Jalur Sutra (Silk Road) adalah jaringan rute perdagangan kuno, yang secara resmi didirikan pada masa Dinasti Han di Tiongkok pada 130 SM. Jalur ini menghubungkan wilayah dunia kuno dalam perdagangan antara 130 SM-1453 M.
Jalur Sutra bukanlah satu rute tunggal dari timur ke barat. Artinya terjadi perdagangan dua arah antar keduanya, meskipun komoditas yang sangat populer diperdagangkan pada jalur itu sutra yang berasal dari dunia timur, khususnya Tiongkok.

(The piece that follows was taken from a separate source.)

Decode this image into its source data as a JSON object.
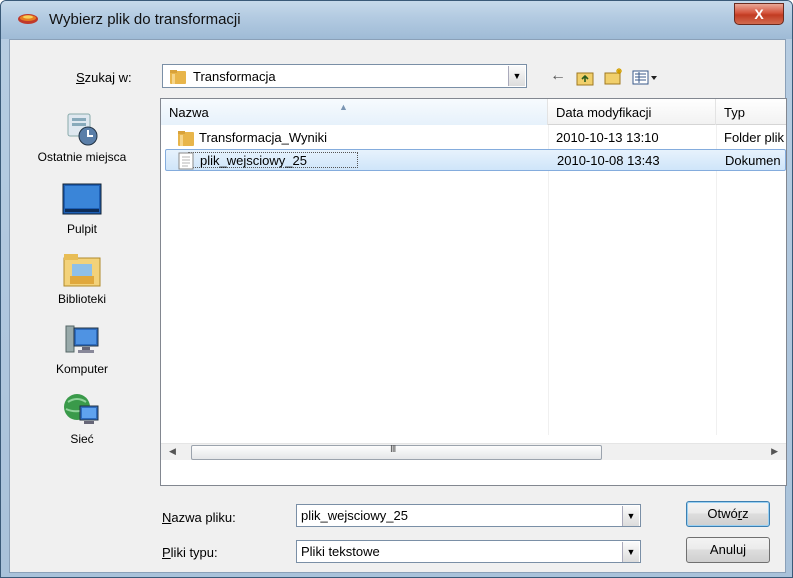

Gambaran tentang Jalur Sutra dipaparkan oleh penjelajah Eropa Marco Polo (1254-1324 M). Ia melakukan perjalanan di rute-rute ini dan menggambarkannya secara rinci dalam karyanya yang terkenal. Namun saat dalam tulisannya, ia tidak menyebutnya sebagai Jalur Sutra.
Kedua istilah untuk jaringan jalan ini, Jalan Sutra dan Rute Sutra, diciptakan oleh ahli geografi dan penjelajah Jerman, Ferdinand von Richthofen, pada 1877 M. Dalam bahasa Jerman ia menyebutnya dengan Seidenstrasse yang artinya jalan sutra atau Seidenstrassen artinya jalur sutra.
Marco Polo, dan kemudian von Richthofen juga banyak menyebutkan barang-barang lain yang diangkut bolak-balik di Jalur Sutra. Dari barat ke timur barang-barang yang dibawa antara lain, kuda, sadel dan aksesoris berkuda, pohon anggur dan anggur, anjing dan hewan lain, baik yang eksotis maupun domestik.
Komoditas lainnya dari barat ke timur adalah bulu dan kulit binatang, madu, buah-buahan, barang pecah belah, selimut wol, permadani, karpet, tekstil (seperti gorden), emas dan perak, unta, budak, senjata, dan baju besi.
Sementara itu barang dagangan dari timur ke barat antara lain sutra, teh, pewarna, barang pecah belah berharga Tiongkok (piring, mangkok, cangkir, vas bunga), porselen, rempah-rempah (seperti kayu manis dan jahe), artefak perunggu dan emas, obat, parfum, gading, beras, kertas dan bubuk mesiu.
Ekspedisi Zhang Qian
Sementara itu penguasa Yunani yaitu Alexander Agung setelah menaklukkan Persia, mendirikan Kota Alexandria Eschate pada 339 SM di Lembah Fergana Neb atau berada di Tajikistan saat ini. Di bawah raja Yunani-Baktria Euthydemus I (memerintah 260-195 SM), orang-orang Yunani-Baktria memperluas kepemilikan mereka.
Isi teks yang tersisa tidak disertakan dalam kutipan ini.